L’implication de la marque, si elle est moins importante financièrement, se fait par l’entremise de ses concessionnaires. Ils repèrent les meilleurs talents partout en France, en raison de leur position privilégiée (puisque sollicités par les clubs locaux pour les soutenir), puis proposent aux apprentis footballeurs d’apprendre à mi-temps un métier à l’usine.
La volonté de briller sur la scène européenne du FC Sochaux
Dans les années 1970, durant des Trente Glorieuses florissantes pour les Automobiles Peugeot, ces dernières décident de consacrer des moyens pour que le club joue la Coupe d’Europe.
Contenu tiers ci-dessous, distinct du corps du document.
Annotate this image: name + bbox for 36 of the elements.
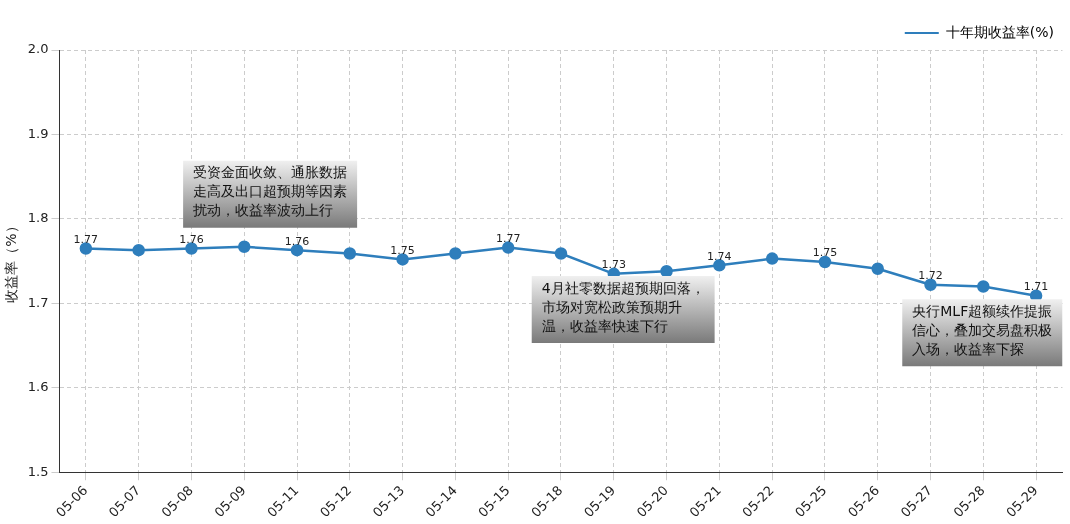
point [185, 242, 198, 255]
point [977, 280, 990, 293]
point [237, 240, 251, 254]
point [501, 241, 515, 254]
point [871, 262, 884, 275]
data-label: 1.75 [812, 246, 838, 260]
data-label: 1.71 [1023, 280, 1049, 294]
y-tick-label: 1.6 [27, 379, 49, 395]
point [924, 278, 937, 292]
y-tick-label: 2.0 [27, 41, 49, 57]
point [713, 259, 726, 272]
point [343, 247, 357, 260]
annotation: 4月社零数据超预期回落，市场对宽松政策预期升温，收益率快速下行 [541, 279, 705, 334]
data-label: 1.76 [179, 232, 204, 246]
legend-label: 十年期收益率(%) [945, 23, 1055, 40]
data-label: 1.76 [284, 234, 310, 248]
y-tick-label: 1.7 [27, 294, 49, 310]
point [132, 243, 145, 257]
data-label: 1.73 [601, 258, 627, 272]
y-tick-label: 1.5 [27, 463, 49, 479]
point [554, 247, 568, 260]
point [396, 253, 409, 266]
point [449, 247, 462, 260]
data-label: 1.75 [390, 243, 415, 257]
point [765, 252, 779, 265]
y-axis-title: 收益率（%） [3, 219, 20, 303]
data-label: 1.74 [707, 249, 732, 263]
point [79, 242, 93, 255]
point [818, 255, 832, 269]
data-label: 1.72 [918, 269, 943, 283]
data-label: 1.77 [495, 231, 521, 245]
y-tick-label: 1.9 [27, 125, 49, 141]
data-label: 1.77 [73, 232, 99, 246]
annotation: 央行MLF超额续作提振信心，叠加交易盘积极入场，收益率下探 [912, 302, 1053, 357]
y-tick-label: 1.8 [27, 210, 49, 226]
annotation: 受资金面收敛、通胀数据走高及出口超预期等因素扰动，收益率波动上行 [192, 164, 348, 219]
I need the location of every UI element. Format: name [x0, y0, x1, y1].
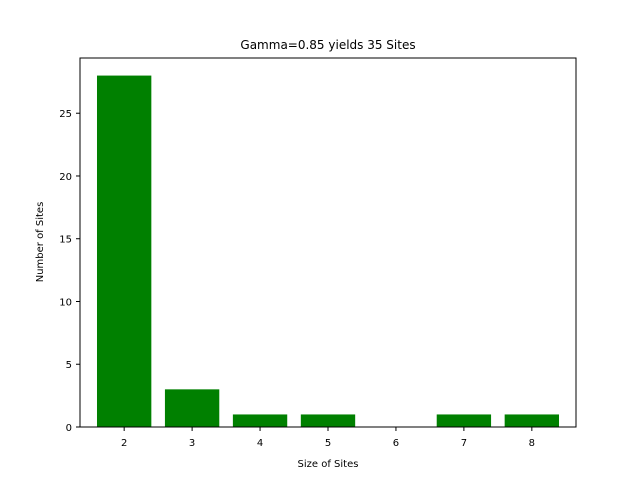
- y-axis-label: Number of Sites: [35, 202, 46, 283]
- bar-size-2: [96, 75, 152, 428]
- bar-size-8: [504, 414, 560, 427]
- y-axis-ticks: 0 5 10 15 20 25: [59, 109, 80, 434]
- x-tick-label-2: 2: [121, 438, 127, 449]
- y-tick-label-15: 15: [59, 235, 72, 246]
- x-axis-ticks: 2 3 4 5 6 7 8: [121, 427, 535, 449]
- bar-size-4: [232, 414, 288, 427]
- chart-title: Gamma=0.85 yields 35 Sites: [240, 38, 415, 52]
- y-tick-label-25: 25: [59, 109, 72, 120]
- x-axis-label: Size of Sites: [298, 459, 359, 470]
- y-tick-label-20: 20: [59, 172, 72, 183]
- x-tick-label-5: 5: [325, 438, 331, 449]
- x-tick-label-3: 3: [189, 438, 195, 449]
- bar-size-7: [436, 414, 492, 427]
- y-tick-label-0: 0: [66, 423, 72, 434]
- y-tick-label-5: 5: [66, 360, 72, 371]
- bar-size-3: [164, 389, 220, 427]
- bars-group: [96, 75, 560, 428]
- x-tick-label-6: 6: [393, 438, 399, 449]
- x-tick-label-7: 7: [461, 438, 467, 449]
- x-tick-label-4: 4: [257, 438, 263, 449]
- bar-size-5: [300, 414, 356, 427]
- y-tick-label-10: 10: [59, 297, 72, 308]
- x-tick-label-8: 8: [529, 438, 535, 449]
Au recrutement de joueurs confirmés à des tarifs qui auraient pu faire tache, la marque préfère investir dans la formation (lire notre revue) et la venue d’un directeur sportif à la main de fer: René Hauss.
Le résultat est conforme aux ambitions : le FC Sochaux-Montbéliard s’impose comme un des meilleurs clubs formateurs français et atteindra une demi-finale de Coupe d’Europe, en portant haut les couleurs de Peugeot.
La suite est connue : un engagement aux côtés des collectivités à la fin des années 1990 pour lancer la rénovation du stade Bonal et le déménagement du centre de formation dans un château de la famille… Peugeot. Et puis, le particulièrement discuté et discutable désengagement de 2014, avec la vendre le club à l’entreprise TechPro.